Among his children was Edward Goldie (1856-1921), who followed his father to Ushaw and then into the family architectural practice, which became Goldie, Child & Goldie in 1880. He too built a number of distinguished Catholic churches including:
St James, Spanish Place (1887-90). Goldie won the competition to replace the Spanish Embassy Chapel built by his great grandfather, Joseph Bonomi the Elder. He built the church in an Early English style in Kentish ragstone. Rich furnishings were installed by Bentley and Garner. The church was spared horrific reordering in the 20th century. From 2008 to 2022, it was in the solicitous care of Fr Christopher Colven, a former Anglican.
Our Most Holy Redeemer and St Thomas More, Chelsea (1894-5) was built, unusually for Goldie, in an Italian Renaissance rather than a Gothic style. The church is naveless and dominated by giant Ionic pilasters. Canon Alfonso de Zulueta, Count of Torre Diaz, was responsible for the two reorderings in 1962 and 1970-2. Most of Goldie’s side chapels were removed and much of the interior of the church painted in a tasteful drawing-room green.

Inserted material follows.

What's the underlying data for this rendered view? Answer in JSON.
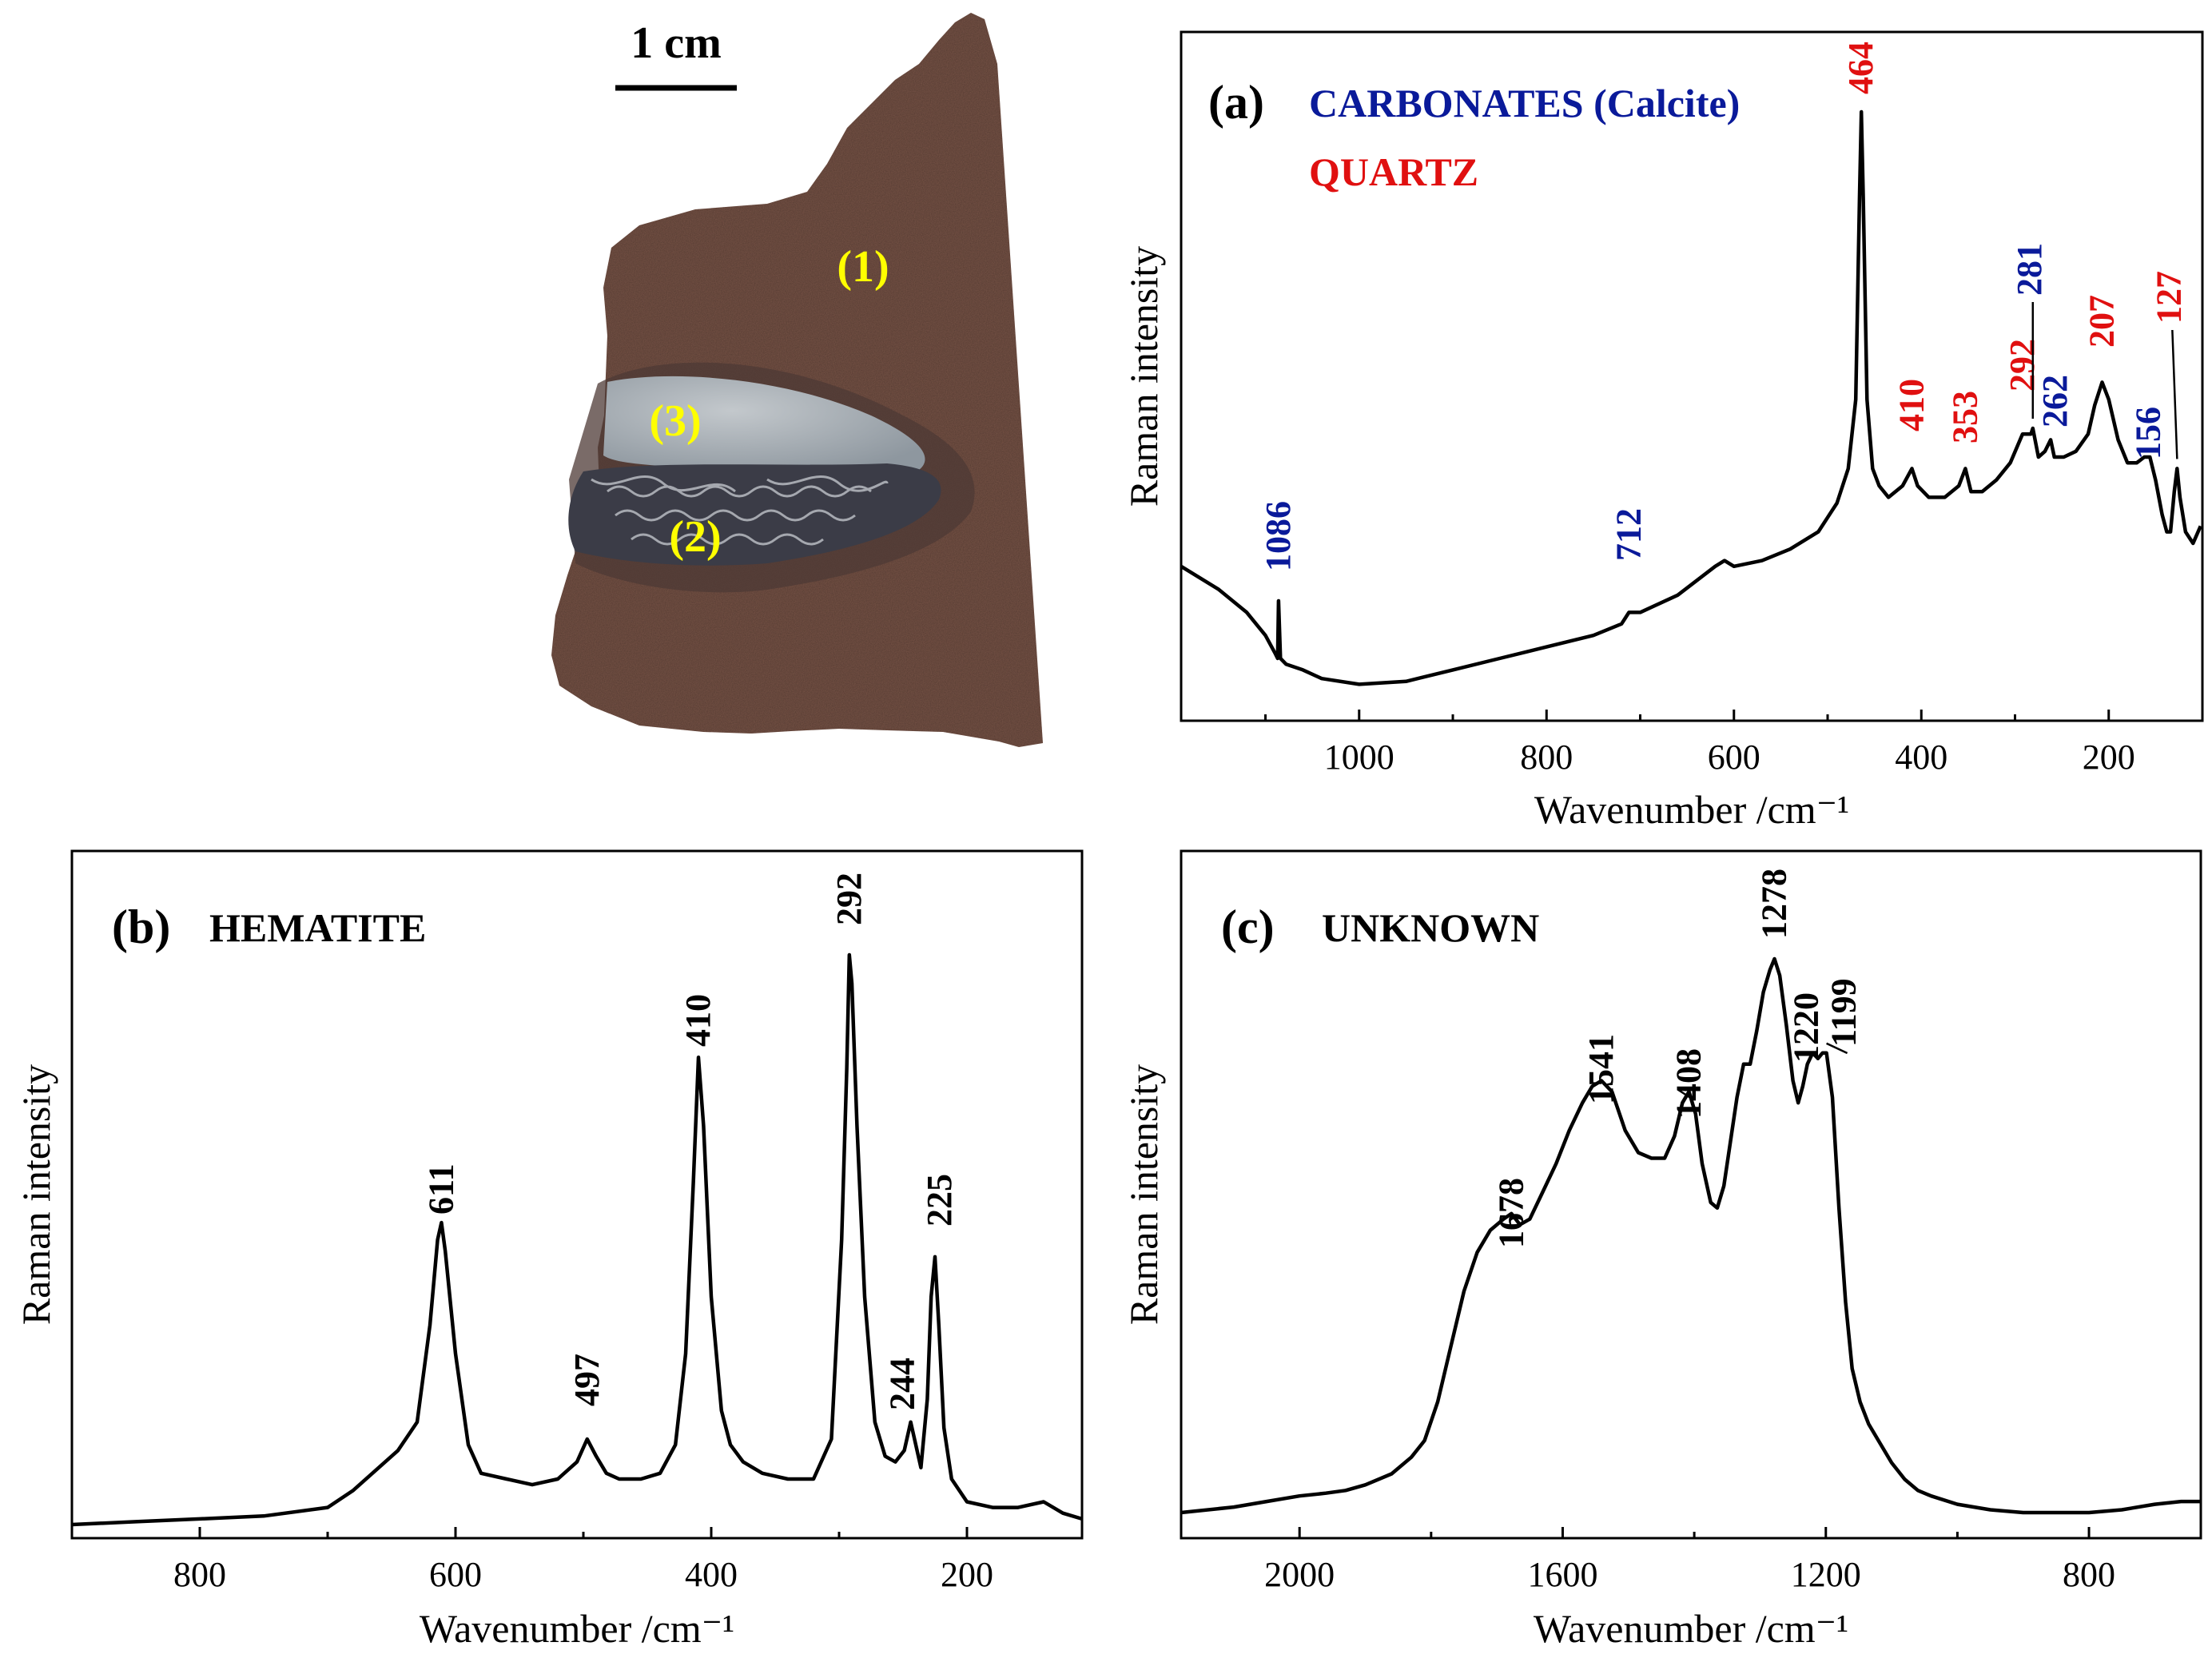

St Thomas à Becket, Wandsworth (completed 1895). A powerful Decorated Gothic design in red brick and Bath stone facings, the spacious nave and aisles have the character of a hall church. The high sanctuary is groin-vaulted. It was reordered in 1961 by FG Broadbent, and more sympathetically so
by Thomas Ford & Partners in 2006.
St Alban, Larkhill, Blackburn (1898-1901). This is an ambitious large Decorated church in a free Gothic style. The admirably rich high altar has survived reordering, as have the marble altar rails and metal gates.
Our Lady of England, Storrington, West Sussex (1902-9). The Premonstratensians (Norbertines) commissioned this fairly modest brick Gothic church on land given by the 15th Duke of Norfolk. The Norbertines departed at the start of the last decade.
St Cecilia’s Abbey, Ryde (completed 1907). The nuns of Sainte-Cécile de Solesmes had to leave France in 1901 under the anti-clerical laws and took refuge on the Isle of Wight. Goldie was commissioned to build church and convent. This traditional Benedictine order continues to thrive with some 34 nuns.
After the death of Edward Goldie, the practice was taken over by his son, Joseph Goldie (1882-1953). He was responsible for various Catholic churches including:
Our Lady and St Peter, Leatherhead (1923-24). Built through the generosity of the newspaper mogul Sir Edward Hulton, the church is a fine Gothic building of Bargate stone with good fittings. The Stations of the Cross are by Eric Gill.
St Thomas More, Dulwich (1927-8). The large Middle Pointed Style church is of good quality. Goldie supervised the installation of the fine EW Pugin altar from Hales Place near Canterbury.
The Assumption of Our Lady, Englefield Green (1930-31) is built in the form of a Romanesque basilica with a polygonal sanctuary and campanile.
The practice became less successful in the years running up to the death of Joseph Goldie in 1953, ending almost two centuries of architectural involvement by the Bonomi and Goldie families.